‘First and foremost, an artist must have the courage to engage with the material. The idea comes second. The political is always present but never dominant.’ (Jan Lauwers)

Time and time again, Jan Lauwers starts out from his métier as a visual artist to create a new image or story that ‘has both feet firmly planted in society’. Always highly topical, provocative in his questioning of form and content, he begins with the material in order to give shape to the elusive.

Like a sponge, he absorbs everything around him: ‘In the Velázquez room at the Prado I become Velázquez and understand all his problems. I am a chameleon. As an artist I am everyone.’ The blank canvas, the white page, plays a vital role. Out of nowhere, he interrogates the technique of painting with paint, the technique of writing with his pen, and the medium in itself with his theatre or opera work. He transposes questions posed by one art form to other art forms.
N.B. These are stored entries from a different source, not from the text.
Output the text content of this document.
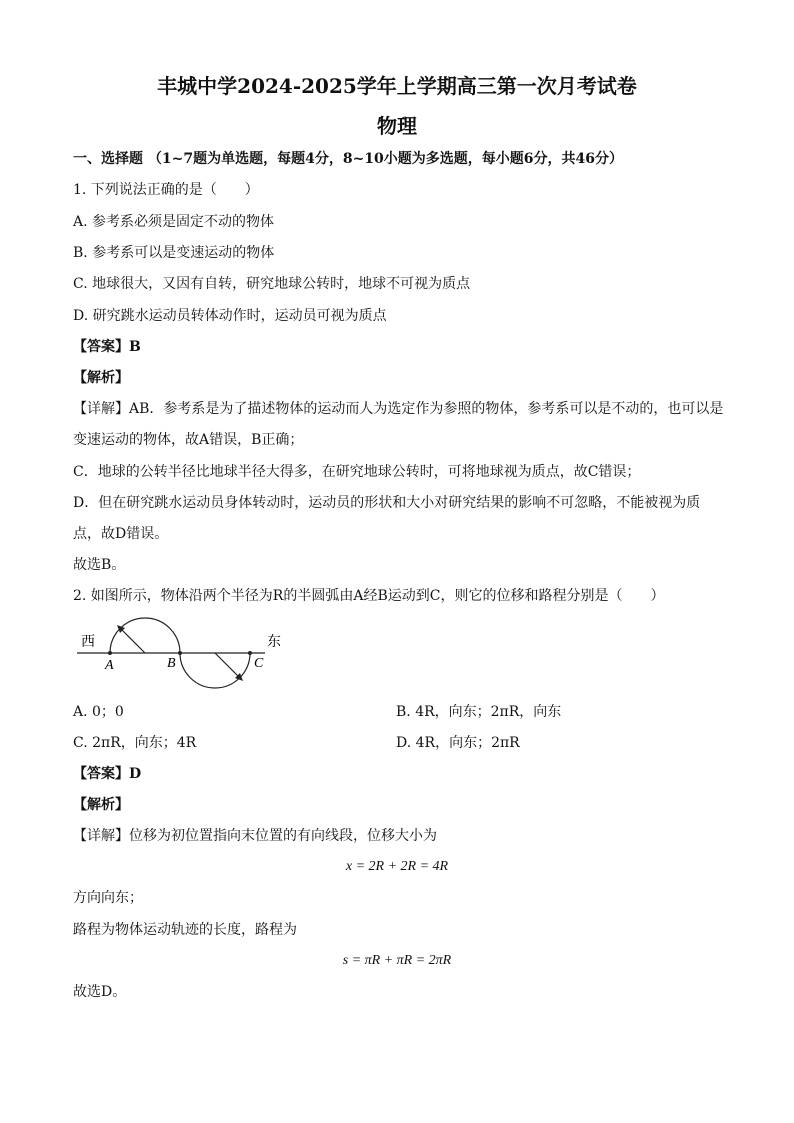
丰城中学2024-2025学年上学期高三第一次月考试卷
物理
一、选择题 （1~7题为单选题，每题4分，8~10小题为多选题，每小题6分，共46分）
1. 下列说法正确的是（　　）
A. 参考系必须是固定不动的物体
B. 参考系可以是变速运动的物体
C. 地球很大，又因有自转，研究地球公转时，地球不可视为质点
D. 研究跳水运动员转体动作时，运动员可视为质点
【答案】B
【解析】
【详解】AB．参考系是为了描述物体的运动而人为选定作为参照的物体，参考系可以是不动的，也可以是
变速运动的物体，故A错误，B正确；
C．地球的公转半径比地球半径大得多，在研究地球公转时，可将地球视为质点，故C错误；
D．但在研究跳水运动员身体转动时，运动员的形状和大小对研究结果的影响不可忽略，不能被视为质
点，故D错误。
故选B。
2. 如图所示，物体沿两个半径为R的半圆弧由A经B运动到C，则它的位移和路程分别是（　　）
西	东
A	B	C
A. 0；0	B. 4R，向东；2πR，向东
C. 2πR，向东；4R	D. 4R，向东；2πR
【答案】D
【解析】
【详解】位移为初位置指向末位置的有向线段，位移大小为
x = 2R + 2R = 4R
方向向东；
路程为物体运动轨迹的长度，路程为
s = πR + πR = 2πR
故选D。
Authorship comes into its own within the illustrious artists’ house Needcompany, which he founded together with Grace Ellen Barkey in 1986. As a visual artist, he is fascinated by the elusive and transient nature of the performing arts. By placing authorship centre stage with Needcompany, work is created in which every medium is approached as independently as possible, in order to afford greater autonomy to the volatile medium that is theatre.

‘Theatre is all about collaboration,’ says Lauwers. His entire oeuvre is a quest for the creation of a comprehensive portrait of the person with whom he is currently collaborating. As a result, the character and the person who is bringing the character to life are equally important to Lauwers. He writes on the skin of the individual, whereby he tries to transcend the contemporary dogmas of diversity and identity. He places humanity at the centre of this. Failing, loving, struggling, and major and minor sorrows are always given a special place.
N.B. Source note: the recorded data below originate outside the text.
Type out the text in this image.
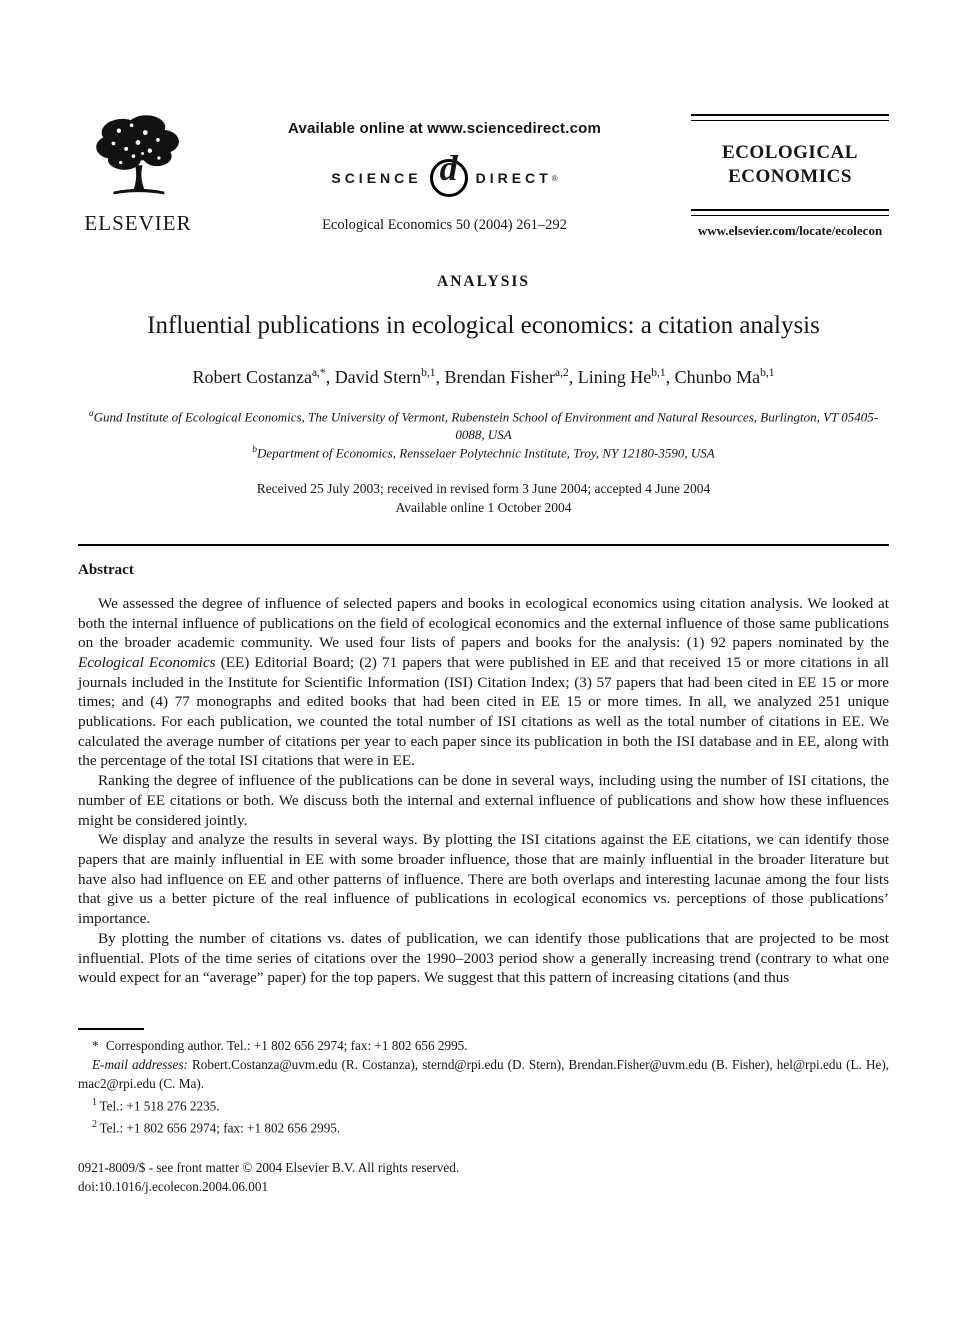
ELSEVIER
Available online at www.sciencedirect.com
SCIENCE d DIRECT ®
Ecological Economics 50 (2004) 261–292
ECOLOGICAL
ECONOMICS
www.elsevier.com/locate/ecolecon
ANALYSIS
Influential publications in ecological economics: a citation analysis
Robert Costanza$^{a,*}$, David Stern$^{b,1}$, Brendan Fisher$^{a,2}$, Lining He$^{b,1}$, Chunbo Ma$^{b,1}$
$^a$Gund Institute of Ecological Economics, The University of Vermont, Rubenstein School of Environment and Natural Resources, Burlington, VT 05405-0088, USA
$^b$Department of Economics, Rensselaer Polytechnic Institute, Troy, NY 12180-3590, USA
Received 25 July 2003; received in revised form 3 June 2004; accepted 4 June 2004
Available online 1 October 2004
Abstract

We assessed the degree of influence of selected papers and books in ecological economics using citation analysis. We looked at both the internal influence of publications on the field of ecological economics and the external influence of those same publications on the broader academic community. We used four lists of papers and books for the analysis: (1) 92 papers nominated by the Ecological Economics (EE) Editorial Board; (2) 71 papers that were published in EE and that received 15 or more citations in all journals included in the Institute for Scientific Information (ISI) Citation Index; (3) 57 papers that had been cited in EE 15 or more times; and (4) 77 monographs and edited books that had been cited in EE 15 or more times. In all, we analyzed 251 unique publications. For each publication, we counted the total number of ISI citations as well as the total number of citations in EE. We calculated the average number of citations per year to each paper since its publication in both the ISI database and in EE, along with the percentage of the total ISI citations that were in EE.

Ranking the degree of influence of the publications can be done in several ways, including using the number of ISI citations, the number of EE citations or both. We discuss both the internal and external influence of publications and show how these influences might be considered jointly.

We display and analyze the results in several ways. By plotting the ISI citations against the EE citations, we can identify those papers that are mainly influential in EE with some broader influence, those that are mainly influential in the broader literature but have also had influence on EE and other patterns of influence. There are both overlaps and interesting lacunae among the four lists that give us a better picture of the real influence of publications in ecological economics vs. perceptions of those publications’ importance.

By plotting the number of citations vs. dates of publication, we can identify those publications that are projected to be most influential. Plots of the time series of citations over the 1990–2003 period show a generally increasing trend (contrary to what one would expect for an “average” paper) for the top papers. We suggest that this pattern of increasing citations (and thus

* Corresponding author. Tel.: +1 802 656 2974; fax: +1 802 656 2995.

E-mail addresses: Robert.Costanza@uvm.edu (R. Costanza), sternd@rpi.edu (D. Stern), Brendan.Fisher@uvm.edu (B. Fisher), hel@rpi.edu (L. He), mac2@rpi.edu (C. Ma).

$^1$ Tel.: +1 518 276 2235.

$^2$ Tel.: +1 802 656 2974; fax: +1 802 656 2995.

0921-8009/$ - see front matter © 2004 Elsevier B.V. All rights reserved.
doi:10.1016/j.ecolecon.2004.06.001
His work is described as post-dramatic, a term that he has redefined in recent years. The most important characteristics of his work are the transparent, ‘productive’ acting, the paradox between ‘acting’ and ‘performing’, ‘blank canvas’ thinking; and all of this supported by his ‘off-centre’ strategy.

His most high-profile performances such as ‘The Snakesong Trilogy’ (1994-1998), ‘Isabella’s Room’ (2004), ‘The blind poet’ (2015), and ‘All the good’, but also adaptations of texts such as ‘War and Turpentine’ (2017) by Stefan Hertmans, ‘Billy’s Violence’ (2021) and ‘Billy’s Joy’ (2023) by Victor Afung Lauwers have been performed at prestigious theatre houses and festivals including NEXT WAVE (Brooklyn Academy of Music, New York), Documenta X, Festival d’Avignon, Holland Festival and the Ruhrtriennale. From 2009 to 2014, Needcompany was artist-in-residence at the Burgtheater (Vienna). Alongside the groundbreaking theatre work with Needcompany, Lauwers has also built up a considerable oeuvre of visual work that was exhibited at BOZAR (Brussels) and McaM (Shanghai), among others. Lauwers was awarded the ‘Gold Honorary Badge for Merit for Services to the Republic of Austria’ (2012). In 2014 he was rewarded with the Golden Lion Lifetime Achievement Award at the Venice Biennale. He was the first Belgian in the theatre category to win this prize. Since 2018 he has been collaborating on operas with partners including the Salzburger Festspiele and the Wiener Staatsoper.